Faceted search or faceted navigation is a highly praised and widely use search pattern. And, it is a great reply to an off the records sales engineering question. MySQL finally has some document store features built-in. A bit of a yawn in 2016. There is a new X DevAPI available with some Connectors. A bit of a yawn technically. But it is a non-technical change of mind: developer centric counts! Sales, all, technical value could show at non-trivial developer tasks, like faceted search.
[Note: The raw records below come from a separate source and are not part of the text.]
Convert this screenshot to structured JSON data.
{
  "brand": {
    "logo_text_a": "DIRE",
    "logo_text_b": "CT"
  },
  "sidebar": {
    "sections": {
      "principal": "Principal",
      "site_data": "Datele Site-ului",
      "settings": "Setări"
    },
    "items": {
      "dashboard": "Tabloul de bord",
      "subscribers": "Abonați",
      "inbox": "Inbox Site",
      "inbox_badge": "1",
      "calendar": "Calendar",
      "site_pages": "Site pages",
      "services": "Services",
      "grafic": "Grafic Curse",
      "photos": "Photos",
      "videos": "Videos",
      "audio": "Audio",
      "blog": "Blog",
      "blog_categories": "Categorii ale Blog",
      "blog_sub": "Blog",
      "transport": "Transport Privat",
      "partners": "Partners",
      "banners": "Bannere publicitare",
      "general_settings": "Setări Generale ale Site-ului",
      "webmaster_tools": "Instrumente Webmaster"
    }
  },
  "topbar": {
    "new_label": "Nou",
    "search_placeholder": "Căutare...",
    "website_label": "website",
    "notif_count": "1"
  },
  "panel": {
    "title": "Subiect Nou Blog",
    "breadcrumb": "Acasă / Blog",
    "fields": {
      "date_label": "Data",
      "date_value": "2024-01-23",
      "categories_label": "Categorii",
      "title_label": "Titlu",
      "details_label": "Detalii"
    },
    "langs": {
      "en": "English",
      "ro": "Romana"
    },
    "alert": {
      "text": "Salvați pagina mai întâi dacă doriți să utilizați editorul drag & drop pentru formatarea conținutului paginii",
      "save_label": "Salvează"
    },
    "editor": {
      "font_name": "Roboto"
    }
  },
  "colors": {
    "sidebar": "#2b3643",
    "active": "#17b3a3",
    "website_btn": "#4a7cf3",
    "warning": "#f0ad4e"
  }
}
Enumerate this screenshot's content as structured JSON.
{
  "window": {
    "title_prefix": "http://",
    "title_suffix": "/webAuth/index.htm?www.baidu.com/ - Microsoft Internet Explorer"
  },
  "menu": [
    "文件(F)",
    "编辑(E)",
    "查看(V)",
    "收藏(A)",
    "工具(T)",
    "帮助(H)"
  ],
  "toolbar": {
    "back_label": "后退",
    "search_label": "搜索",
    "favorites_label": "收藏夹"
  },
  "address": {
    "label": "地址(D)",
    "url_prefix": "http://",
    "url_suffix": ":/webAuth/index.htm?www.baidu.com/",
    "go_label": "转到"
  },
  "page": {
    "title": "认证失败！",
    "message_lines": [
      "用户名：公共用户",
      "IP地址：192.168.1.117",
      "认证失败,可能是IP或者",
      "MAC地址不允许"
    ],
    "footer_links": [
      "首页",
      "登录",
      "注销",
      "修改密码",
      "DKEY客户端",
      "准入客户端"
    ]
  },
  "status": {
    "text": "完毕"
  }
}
Todays X DevAPI does not get you very far
There are great stories to tell about the X DevAPI, see MySQL 5.7.12 – Part 3: More Than “Just” SQL?:
- Non-blocking API
- CRUD API for schemaless documents in collections and schemaful rows in tables
- SQL support
- Prepared for “we need new APIs” for distributed databases
Most importantly the “look and feel” is similar to comparable offerings from NoSQL vendors. Competitive offerings have been described as easy, natural, developer friendly. We tried to follow these maximes. Albeit a leap step forward the feature set of the first version of the X DevAPI is limited. It works for basic apps like the demo app. But instead of adding a bulk of additional features we broaden our view to achieve the goal of improving developer ease of use on a whole:
- Out-of-the box experience
- X Shell – new commandline shell which supports scripting
- User guides, tutorials, demo app
- …
Selling point readability
The off the records sales engineers question was: why would one use the X DevAPI, given that it is only a dump SQL wrapper? Let a developer write some code to fetch all products from a collection that have a price higher than 1.2 Euros:
products.find("price > 1.2").exeucte();
Upon execution, the Connectors (drivers) send the query to the X server plugin which translates it to some SQL and executes it. The SQL statement makes use of ANSI/ISO SQL standard JSON features which MySQL 5.7.12+ supports:
SELECT product FROM products WHERE JSON_UNQUOTE(JSON_EXTRACT(product, "$.price")) > 1.2;
There is no technical value in this. Schemaless? Works with SQL. JSON processing? Works with SQL, too. The X DevAPI selling point is readability. But none of the available features today and none of feature on the short term roadmap has the potential to add more value to the X DevAPI.
Faceted search: let daddy sew a coat
Faceted search supports exploring large amounts of data by displaying summaries about various partitions of the data and later allowing to narrow the navigation to a specific partition. Let there be a father that wants to sew a rain coat exactly as the one below for his one year old daughter.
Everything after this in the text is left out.